Penkett CJ., Redfield C., Jones JA., Dodd I., Hubbard J., Smith RA., Smith LJ., Dobson CM.
A 130-residue fragment (D1-D4) taken from a fibronectin-binding protein of Staphylococcus aureus, which contains four fibronectin-binding repeats and is unfolded but biologically active at neutral pH, has been studied extensively by NMR spectroscopy. Using heteronuclear multidimensional techniques, the conformational properties of D1-D4 have been defined at both a global and a local level. Diffusion studies give an average effective radius of 26.2 +/- 0.1 A, approximately 75% larger than that expected for a globular protein of this size. Analysis of chemical shift, 3JHNalpha coupling constant, and NOE data show that the experimental parameters agree well overall with values measured in short model peptides and with predictions from a statistical model for a random coil.
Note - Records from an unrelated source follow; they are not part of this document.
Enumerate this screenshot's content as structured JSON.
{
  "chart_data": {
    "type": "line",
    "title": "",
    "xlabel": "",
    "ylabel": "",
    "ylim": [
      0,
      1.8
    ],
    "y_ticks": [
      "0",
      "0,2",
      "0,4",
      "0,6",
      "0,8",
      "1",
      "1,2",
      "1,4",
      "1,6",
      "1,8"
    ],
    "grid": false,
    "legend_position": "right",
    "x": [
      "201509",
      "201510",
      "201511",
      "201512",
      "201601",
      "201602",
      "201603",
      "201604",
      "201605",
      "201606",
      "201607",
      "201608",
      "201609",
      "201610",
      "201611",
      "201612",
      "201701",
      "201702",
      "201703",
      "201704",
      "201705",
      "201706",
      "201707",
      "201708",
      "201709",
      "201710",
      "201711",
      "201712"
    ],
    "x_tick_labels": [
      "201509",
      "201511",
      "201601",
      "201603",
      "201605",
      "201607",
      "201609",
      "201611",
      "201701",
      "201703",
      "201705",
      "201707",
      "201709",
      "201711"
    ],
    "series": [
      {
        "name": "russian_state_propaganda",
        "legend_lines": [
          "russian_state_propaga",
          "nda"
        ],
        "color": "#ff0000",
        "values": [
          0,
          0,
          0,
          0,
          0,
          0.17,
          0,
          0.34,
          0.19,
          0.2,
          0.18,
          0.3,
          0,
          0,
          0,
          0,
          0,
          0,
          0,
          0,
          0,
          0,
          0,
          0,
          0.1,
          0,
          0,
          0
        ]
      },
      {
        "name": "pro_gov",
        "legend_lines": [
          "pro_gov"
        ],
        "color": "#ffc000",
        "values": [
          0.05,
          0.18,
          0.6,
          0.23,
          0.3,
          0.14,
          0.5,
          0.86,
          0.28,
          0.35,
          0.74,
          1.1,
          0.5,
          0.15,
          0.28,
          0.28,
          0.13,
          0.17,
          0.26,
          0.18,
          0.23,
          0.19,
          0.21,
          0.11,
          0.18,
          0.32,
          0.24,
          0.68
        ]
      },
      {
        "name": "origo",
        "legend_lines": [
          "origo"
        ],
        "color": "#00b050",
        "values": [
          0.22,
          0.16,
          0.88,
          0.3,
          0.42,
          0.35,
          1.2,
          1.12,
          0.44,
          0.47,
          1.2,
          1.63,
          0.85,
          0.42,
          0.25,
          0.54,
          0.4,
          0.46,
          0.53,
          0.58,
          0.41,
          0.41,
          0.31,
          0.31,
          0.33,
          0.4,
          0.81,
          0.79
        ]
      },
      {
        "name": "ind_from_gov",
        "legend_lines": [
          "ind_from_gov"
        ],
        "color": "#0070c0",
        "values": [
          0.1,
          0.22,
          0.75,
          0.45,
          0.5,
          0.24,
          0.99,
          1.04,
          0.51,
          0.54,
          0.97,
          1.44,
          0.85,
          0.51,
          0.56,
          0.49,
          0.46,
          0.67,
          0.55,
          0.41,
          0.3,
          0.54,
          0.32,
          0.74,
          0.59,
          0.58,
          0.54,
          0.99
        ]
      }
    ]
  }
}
Sequences where specific features give deviations from these predictions for a random coil have however been identified. These arise from clustering of hydrophobic side chains and electrostatic interactions between charged groups. 15N relaxation studies demonstrate that local fluctuations of the chain are the dominant motional process that gives rise to relaxation of the 15N nuclei, with a persistence length of approximately 7-10 residues for the segmental motion. The consequences of the structural and dynamical properties of this unfolded protein for its biological role of binding to fibronectin have been considered. It is found that the regions of the sequence involved in binding have a high propensity for populating extended conformations, a feature that would allow a number of both charged and hydrophobic groups to be presented to fibronectin for highly specific binding.